Whether such a requirement will itself be seen as a breach of the EU treaty, as restricting the flow of capital within the EU (the reason that tax reliefs have had to be widened in the first place) remains to be seen.

It was inevitable that the UK would have to amend its tax code to extend the tax treatment available to UK charities and donations to them to charities based in other EU states and donations made to them. The Stauffer and Persche cases each provide that an EU member state may take appropriate steps to satisfy itself that a foreign charity is subject to an equivalent degree of supervision as that which it requires for its own indigenous charities. However, the tests which the UK has introduced in FA 2010, coupled with the amendment to the provisions regarding the transfer of funds to non-UK bodies, are reminiscent, in several ways, of theintroduction of the Substantial Donor Rules in 2006.

Following criticism of the Substantial Donor Rules, HMRC set up a working party to review the changes required to remedy their shortcomings. Ironically, however, the implementation of these amendments was delayed by the introduction of the FA 2010 changes.
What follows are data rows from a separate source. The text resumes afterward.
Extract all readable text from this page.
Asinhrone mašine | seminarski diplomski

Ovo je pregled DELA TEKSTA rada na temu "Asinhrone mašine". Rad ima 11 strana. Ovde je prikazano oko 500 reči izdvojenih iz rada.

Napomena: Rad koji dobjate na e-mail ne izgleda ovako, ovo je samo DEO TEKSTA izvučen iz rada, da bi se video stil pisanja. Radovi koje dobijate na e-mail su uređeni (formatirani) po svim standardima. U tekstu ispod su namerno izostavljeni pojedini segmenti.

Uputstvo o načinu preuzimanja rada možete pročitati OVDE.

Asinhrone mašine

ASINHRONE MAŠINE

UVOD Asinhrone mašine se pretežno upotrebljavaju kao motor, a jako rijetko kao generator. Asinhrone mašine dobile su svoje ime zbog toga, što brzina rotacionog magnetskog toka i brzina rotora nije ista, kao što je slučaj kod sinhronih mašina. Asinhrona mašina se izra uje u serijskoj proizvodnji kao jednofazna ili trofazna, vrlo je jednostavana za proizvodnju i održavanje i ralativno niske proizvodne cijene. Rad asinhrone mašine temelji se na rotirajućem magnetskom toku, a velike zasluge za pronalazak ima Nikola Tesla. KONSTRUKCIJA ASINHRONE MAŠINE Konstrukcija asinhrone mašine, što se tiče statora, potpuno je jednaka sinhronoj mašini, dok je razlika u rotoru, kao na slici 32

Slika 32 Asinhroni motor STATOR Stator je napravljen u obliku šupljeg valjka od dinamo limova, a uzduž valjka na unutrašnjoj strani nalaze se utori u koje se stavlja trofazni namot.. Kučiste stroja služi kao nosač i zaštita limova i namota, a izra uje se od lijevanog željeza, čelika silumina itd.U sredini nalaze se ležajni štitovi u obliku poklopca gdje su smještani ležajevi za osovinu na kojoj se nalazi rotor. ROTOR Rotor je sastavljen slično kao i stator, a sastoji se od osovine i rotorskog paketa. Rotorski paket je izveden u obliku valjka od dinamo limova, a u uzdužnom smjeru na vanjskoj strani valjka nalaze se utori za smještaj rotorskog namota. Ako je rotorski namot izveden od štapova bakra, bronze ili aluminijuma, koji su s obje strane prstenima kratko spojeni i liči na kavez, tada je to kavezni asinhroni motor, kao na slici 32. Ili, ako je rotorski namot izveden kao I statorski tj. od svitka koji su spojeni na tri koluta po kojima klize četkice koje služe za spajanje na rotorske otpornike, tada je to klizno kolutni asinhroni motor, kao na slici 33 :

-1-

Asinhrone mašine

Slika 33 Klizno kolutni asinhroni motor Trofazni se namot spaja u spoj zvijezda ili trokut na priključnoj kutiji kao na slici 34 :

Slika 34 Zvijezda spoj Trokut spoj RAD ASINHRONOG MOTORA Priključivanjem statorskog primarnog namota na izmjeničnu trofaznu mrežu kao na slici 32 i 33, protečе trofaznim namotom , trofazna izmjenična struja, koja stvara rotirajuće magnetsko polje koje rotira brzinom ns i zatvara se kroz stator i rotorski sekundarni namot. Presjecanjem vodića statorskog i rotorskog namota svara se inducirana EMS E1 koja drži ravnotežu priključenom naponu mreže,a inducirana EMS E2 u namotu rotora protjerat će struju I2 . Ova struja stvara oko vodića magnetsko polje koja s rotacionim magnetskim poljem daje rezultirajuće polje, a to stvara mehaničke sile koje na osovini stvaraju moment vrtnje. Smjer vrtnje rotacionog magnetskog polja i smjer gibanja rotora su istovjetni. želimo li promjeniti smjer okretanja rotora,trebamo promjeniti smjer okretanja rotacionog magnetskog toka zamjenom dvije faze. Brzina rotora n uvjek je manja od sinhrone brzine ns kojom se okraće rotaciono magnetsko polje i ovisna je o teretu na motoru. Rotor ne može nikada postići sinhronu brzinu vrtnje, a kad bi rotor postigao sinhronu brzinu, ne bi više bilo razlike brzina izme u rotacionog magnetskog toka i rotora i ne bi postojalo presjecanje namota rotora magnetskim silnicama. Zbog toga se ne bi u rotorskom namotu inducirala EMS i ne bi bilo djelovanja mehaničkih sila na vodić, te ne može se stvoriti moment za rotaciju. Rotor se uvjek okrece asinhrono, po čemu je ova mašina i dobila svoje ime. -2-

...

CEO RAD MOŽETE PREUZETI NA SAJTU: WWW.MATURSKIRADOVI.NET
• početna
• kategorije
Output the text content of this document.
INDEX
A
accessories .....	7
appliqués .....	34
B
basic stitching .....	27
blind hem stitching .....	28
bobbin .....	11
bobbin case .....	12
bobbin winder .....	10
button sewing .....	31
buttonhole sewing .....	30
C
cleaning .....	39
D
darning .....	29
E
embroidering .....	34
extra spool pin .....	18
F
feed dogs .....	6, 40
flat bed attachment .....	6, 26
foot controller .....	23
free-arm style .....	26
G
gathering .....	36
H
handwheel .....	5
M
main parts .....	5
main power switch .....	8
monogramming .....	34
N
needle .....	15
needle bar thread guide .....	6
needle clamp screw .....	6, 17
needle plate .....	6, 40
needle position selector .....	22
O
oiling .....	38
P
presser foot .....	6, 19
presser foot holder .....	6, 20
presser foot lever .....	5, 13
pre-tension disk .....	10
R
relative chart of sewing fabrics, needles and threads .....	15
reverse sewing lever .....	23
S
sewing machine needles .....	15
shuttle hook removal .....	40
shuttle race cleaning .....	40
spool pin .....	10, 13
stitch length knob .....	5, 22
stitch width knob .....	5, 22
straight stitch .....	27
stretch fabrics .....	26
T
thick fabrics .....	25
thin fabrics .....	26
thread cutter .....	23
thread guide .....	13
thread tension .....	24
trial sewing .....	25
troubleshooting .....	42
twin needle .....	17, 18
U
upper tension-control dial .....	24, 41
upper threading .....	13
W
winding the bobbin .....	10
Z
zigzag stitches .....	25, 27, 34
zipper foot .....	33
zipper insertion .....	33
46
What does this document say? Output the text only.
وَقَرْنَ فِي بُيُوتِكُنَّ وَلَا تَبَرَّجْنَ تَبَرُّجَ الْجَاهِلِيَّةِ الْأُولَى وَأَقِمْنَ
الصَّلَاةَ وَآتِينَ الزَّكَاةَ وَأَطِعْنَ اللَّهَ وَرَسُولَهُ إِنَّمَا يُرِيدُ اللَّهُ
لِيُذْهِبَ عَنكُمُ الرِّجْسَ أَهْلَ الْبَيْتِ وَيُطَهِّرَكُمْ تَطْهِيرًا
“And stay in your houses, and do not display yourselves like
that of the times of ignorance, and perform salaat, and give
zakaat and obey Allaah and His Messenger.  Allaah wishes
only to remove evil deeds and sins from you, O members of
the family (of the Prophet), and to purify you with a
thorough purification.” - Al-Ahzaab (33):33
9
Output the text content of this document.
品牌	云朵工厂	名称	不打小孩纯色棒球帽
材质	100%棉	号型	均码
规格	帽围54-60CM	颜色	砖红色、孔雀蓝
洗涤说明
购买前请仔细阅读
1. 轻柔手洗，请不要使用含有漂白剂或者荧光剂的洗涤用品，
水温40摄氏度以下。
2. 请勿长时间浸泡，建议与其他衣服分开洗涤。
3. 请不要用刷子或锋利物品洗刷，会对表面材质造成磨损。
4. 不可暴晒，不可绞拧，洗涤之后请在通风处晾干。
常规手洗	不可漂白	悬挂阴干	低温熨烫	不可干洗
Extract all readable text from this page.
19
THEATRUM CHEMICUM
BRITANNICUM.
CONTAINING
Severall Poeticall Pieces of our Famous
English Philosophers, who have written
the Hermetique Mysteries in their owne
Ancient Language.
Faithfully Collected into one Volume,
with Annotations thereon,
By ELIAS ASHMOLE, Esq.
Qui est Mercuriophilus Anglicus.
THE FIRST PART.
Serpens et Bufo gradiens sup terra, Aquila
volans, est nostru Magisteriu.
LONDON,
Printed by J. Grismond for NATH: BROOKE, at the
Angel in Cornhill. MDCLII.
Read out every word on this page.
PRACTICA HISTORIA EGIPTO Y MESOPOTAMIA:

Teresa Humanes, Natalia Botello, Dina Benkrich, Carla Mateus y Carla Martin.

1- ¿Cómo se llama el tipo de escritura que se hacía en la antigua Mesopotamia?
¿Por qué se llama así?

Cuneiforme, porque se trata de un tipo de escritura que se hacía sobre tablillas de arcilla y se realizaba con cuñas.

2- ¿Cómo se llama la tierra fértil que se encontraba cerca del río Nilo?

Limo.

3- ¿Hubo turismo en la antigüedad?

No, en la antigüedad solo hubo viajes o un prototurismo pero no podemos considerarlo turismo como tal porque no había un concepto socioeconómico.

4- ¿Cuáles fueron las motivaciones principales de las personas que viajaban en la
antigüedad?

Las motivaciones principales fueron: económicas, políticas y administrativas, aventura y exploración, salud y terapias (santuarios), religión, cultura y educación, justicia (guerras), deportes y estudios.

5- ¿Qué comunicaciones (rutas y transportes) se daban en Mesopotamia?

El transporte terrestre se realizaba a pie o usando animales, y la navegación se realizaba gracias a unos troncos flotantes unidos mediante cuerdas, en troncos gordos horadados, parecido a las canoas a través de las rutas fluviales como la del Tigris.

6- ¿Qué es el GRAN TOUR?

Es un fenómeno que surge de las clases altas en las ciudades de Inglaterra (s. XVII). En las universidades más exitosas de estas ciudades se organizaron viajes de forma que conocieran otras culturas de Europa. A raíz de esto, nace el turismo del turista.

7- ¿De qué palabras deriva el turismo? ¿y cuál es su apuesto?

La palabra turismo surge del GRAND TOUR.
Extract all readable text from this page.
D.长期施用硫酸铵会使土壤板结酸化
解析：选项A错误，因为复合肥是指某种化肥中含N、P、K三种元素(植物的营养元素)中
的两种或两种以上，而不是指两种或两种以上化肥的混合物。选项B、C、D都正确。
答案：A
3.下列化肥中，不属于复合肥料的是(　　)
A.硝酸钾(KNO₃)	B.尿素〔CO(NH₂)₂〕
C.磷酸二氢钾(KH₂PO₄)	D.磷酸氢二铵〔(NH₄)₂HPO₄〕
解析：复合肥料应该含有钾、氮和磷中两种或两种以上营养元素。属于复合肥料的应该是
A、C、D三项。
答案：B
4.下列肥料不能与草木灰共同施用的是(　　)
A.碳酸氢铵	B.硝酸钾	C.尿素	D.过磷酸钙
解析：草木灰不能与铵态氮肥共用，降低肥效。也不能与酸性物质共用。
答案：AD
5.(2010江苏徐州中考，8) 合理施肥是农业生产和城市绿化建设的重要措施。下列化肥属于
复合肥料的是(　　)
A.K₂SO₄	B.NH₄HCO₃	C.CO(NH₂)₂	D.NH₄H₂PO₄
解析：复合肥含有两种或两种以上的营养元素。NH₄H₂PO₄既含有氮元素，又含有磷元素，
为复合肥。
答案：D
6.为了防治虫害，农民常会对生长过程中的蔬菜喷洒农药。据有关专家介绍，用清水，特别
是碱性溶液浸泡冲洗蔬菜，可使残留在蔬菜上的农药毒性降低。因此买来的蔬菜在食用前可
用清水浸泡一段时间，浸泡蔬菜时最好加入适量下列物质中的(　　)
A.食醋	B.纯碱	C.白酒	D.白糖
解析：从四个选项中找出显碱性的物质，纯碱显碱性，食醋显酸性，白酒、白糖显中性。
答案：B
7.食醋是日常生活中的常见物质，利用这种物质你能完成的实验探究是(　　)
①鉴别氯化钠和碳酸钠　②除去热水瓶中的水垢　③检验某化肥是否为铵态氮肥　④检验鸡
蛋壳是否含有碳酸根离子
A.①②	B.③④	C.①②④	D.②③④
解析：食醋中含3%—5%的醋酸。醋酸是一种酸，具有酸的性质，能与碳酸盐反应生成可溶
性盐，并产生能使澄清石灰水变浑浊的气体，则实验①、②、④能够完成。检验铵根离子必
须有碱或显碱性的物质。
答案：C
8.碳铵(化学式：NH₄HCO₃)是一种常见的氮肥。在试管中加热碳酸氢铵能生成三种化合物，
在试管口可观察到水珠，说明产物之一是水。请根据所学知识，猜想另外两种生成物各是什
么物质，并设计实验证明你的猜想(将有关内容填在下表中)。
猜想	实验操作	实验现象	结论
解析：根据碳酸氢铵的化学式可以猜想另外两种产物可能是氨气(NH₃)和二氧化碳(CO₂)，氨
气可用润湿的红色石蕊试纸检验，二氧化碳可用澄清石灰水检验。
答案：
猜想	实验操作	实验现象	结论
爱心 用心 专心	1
Given the additional compliance obligations which the FA 2010 changes impose on charities, the fact that so much power has been transferred to HMRC, that the new provisions may themselves fall foul of European law and that they were, in any case, not subjected to the usual degree of parliamentary scrutiny in the scramble to get FA 2010 through Parliament before the election, it is hoped that they will now be subject to prompt and thorough review.